By addressing these issues early, couples can create a stronger foundation for their relationship, minimising the risk of future infidelity and fostering long-term relationship satisfaction.
Strengthening The Relationship Bond
Marriage counselling aims to strengthen the overall relationship bond between partners. Through various positive interventions, couples can understand what aspects they need to work on to deepen emotional connection, improve intimacy, and rebuild a satisfying relationship.
The therapist will guide couples in reconnecting through various means, such as encouraging shared activities, fostering positive communication, and reigniting the spark in their relationship. By strengthening the relationship bond, couples can build a solid foundation for a happier future.
What If My Spouse Refuses Marriage Counselling?
Marriage counselling suggests couples attend the sessions together. However, it's not uncommon for some people to refuse marriage counselling due to its stigma. In this case, as the initiating partner, you may want to do the following:
Express your concerns
Listen and validate their concerns
Offer alternatives, like couple group work or workshop
Give positive examples
Involve a trusted third party
Revisit the discussion at another time
Marriage counselling brings positive impacts on couples struggling with infidelity. Often, the causes of infidelity involve unhealthy communication patterns, lack of understanding, or feelings of dissatisfaction within the relationship.
This is where marriage counselling can be your glimmer of hope. Through it, you can learn how to recover from the deep sadness, pain, and trauma and rebuild the commitment, filled with love and respect for the love of your life.
In cases where you need marital counselling, Life Affinity is here to help.

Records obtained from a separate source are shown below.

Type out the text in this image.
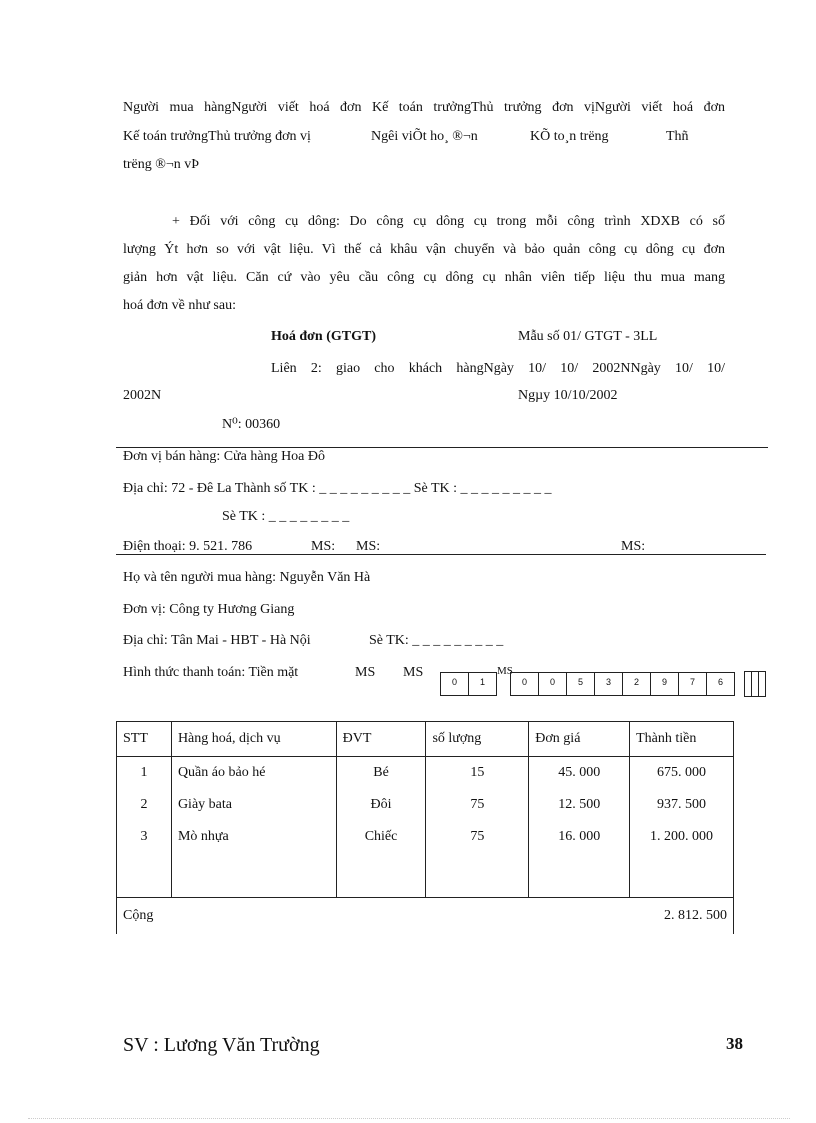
Người mua hàngNgười viết hoá đơn Kế toán trưởngThủ trưởng đơn vịNgười viết hoá đơn
Kế toán trưởngThủ trưởng đơn vị	Ngêi viÕt ho¸ ®¬n	KÕ to¸n trëng	Thñ
trëng ®¬n vÞ
+ Đối với công cụ dông: Do công cụ dông cụ trong mỗi công trình XDXB có số
lượng Ýt hơn so với vật liệu. Vì thế cả khâu vận chuyển và bảo quản công cụ dông cụ đơn
giản hơn vật liệu. Căn cứ vào yêu cầu công cụ dông cụ nhân viên tiếp liệu thu mua mang
hoá đơn về như sau:
Hoá đơn (GTGT)	Mẫu số 01/ GTGT - 3LL
Liên 2: giao cho khách hàngNgày 10/ 10/ 2002NNgày 10/ 10/
2002N	Ngµy 10/10/2002
N⁰: 00360
Đơn vị bán hàng: Cửa hàng Hoa Đô
Địa chỉ: 72 - Đê La Thành số TK : _ _ _ _ _ _ _ _ _ Sè TK : _ _ _ _ _ _ _ _ _
Sè TK : _ _ _ _ _ _ _ _
Điện thoại: 9. 521. 786	MS: MS:	MS:
Họ và tên người mua hàng: Nguyễn Văn Hà
Đơn vị: Công ty Hương Giang
Địa chỉ: Tân Mai - HBT - Hà Nội	Sè TK: _ _ _ _ _ _ _ _ _
Hình thức thanh toán: Tiền mặt	MS MS	MS
0	1	0	0	5	3	2	9	7	6
STT	Hàng hoá, dịch vụ	ĐVT	số lượng	Đơn giá	Thành tiền
1	Quần áo bảo hé	Bé	15	45. 000	675. 000
2	Giày bata	Đôi	75	12. 500	937. 500
3	Mò nhựa	Chiếc	75	16. 000	1. 200. 000

Cộng					2. 812. 500
SV : Lương Văn Trường	38
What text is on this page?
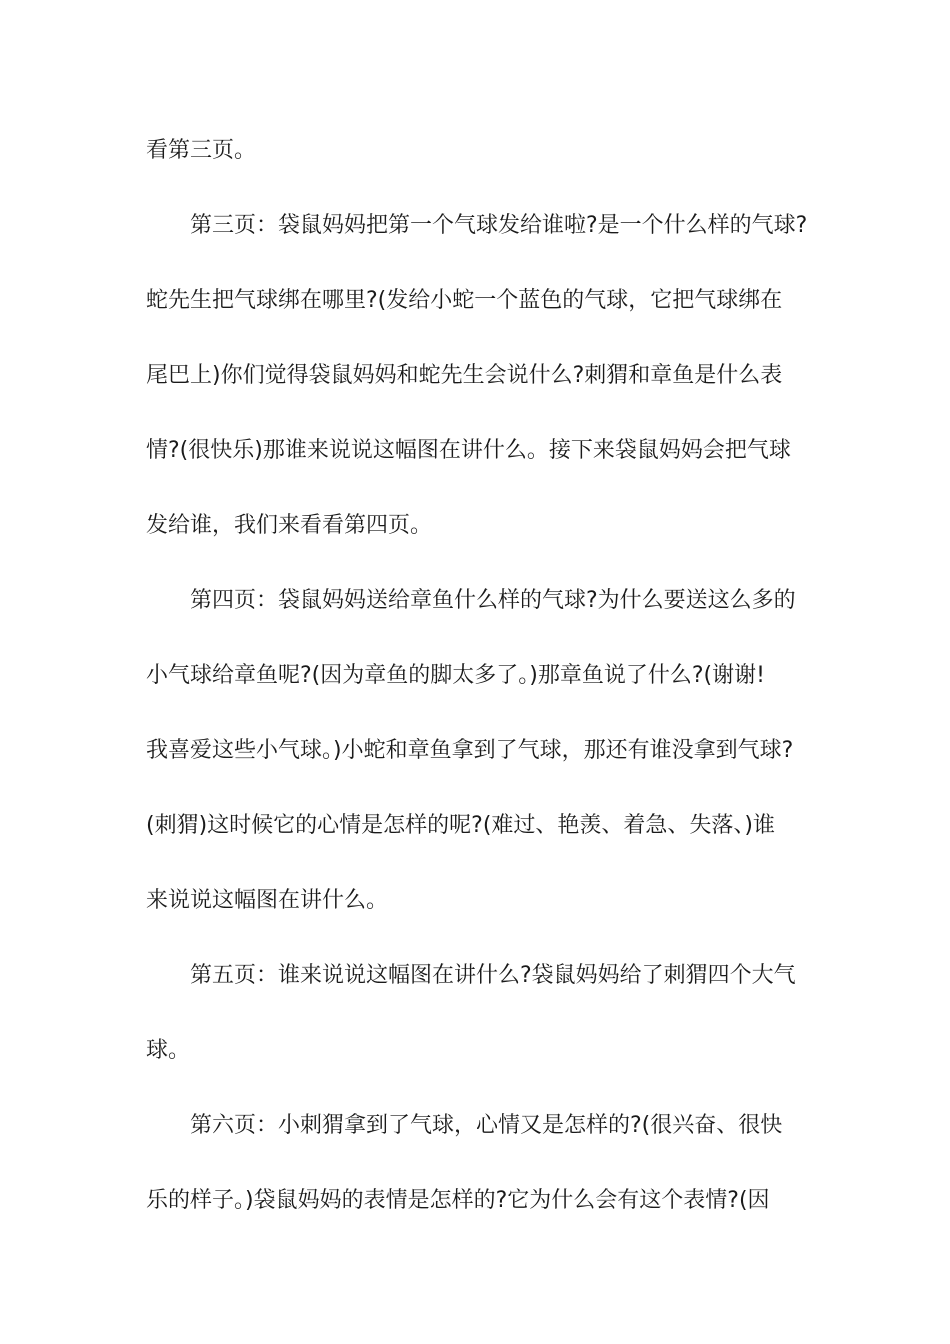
看第三页。
第三页：袋鼠妈妈把第一个气球发给谁啦?是一个什么样的气球?
蛇先生把气球绑在哪里?(发给小蛇一个蓝色的气球，它把气球绑在
尾巴上)你们觉得袋鼠妈妈和蛇先生会说什么?刺猬和章鱼是什么表
情?(很快乐)那谁来说说这幅图在讲什么。接下来袋鼠妈妈会把气球
发给谁，我们来看看第四页。
第四页：袋鼠妈妈送给章鱼什么样的气球?为什么要送这么多的
小气球给章鱼呢?(因为章鱼的脚太多了。)那章鱼说了什么?(谢谢!
我喜爱这些小气球。)小蛇和章鱼拿到了气球，那还有谁没拿到气球?
(刺猬)这时候它的心情是怎样的呢?(难过、艳羡、着急、失落、)谁
来说说这幅图在讲什么。
第五页：谁来说说这幅图在讲什么?袋鼠妈妈给了刺猬四个大气
球。
第六页：小刺猬拿到了气球，心情又是怎样的?(很兴奋、很快
乐的样子。)袋鼠妈妈的表情是怎样的?它为什么会有这个表情?(因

Led by two experienced counsellors, we'll help you recover from infidelity and rebuild a solid relationship with your partner.
Contact us for more information.
Does counselling work in marriage?
Marriage counselling works as a means to help couples understand each other better. It provides a safe space where you and your partner can express thoughts, emotions, and concerns openly and without fear of judgement.
What happens at marriage counselling?
Marriage counselling involves a couple therapist who acts as a mediator between you and your partner. They will provide listening ears and the necessary support to help you and your partner pave the way for a better marriage.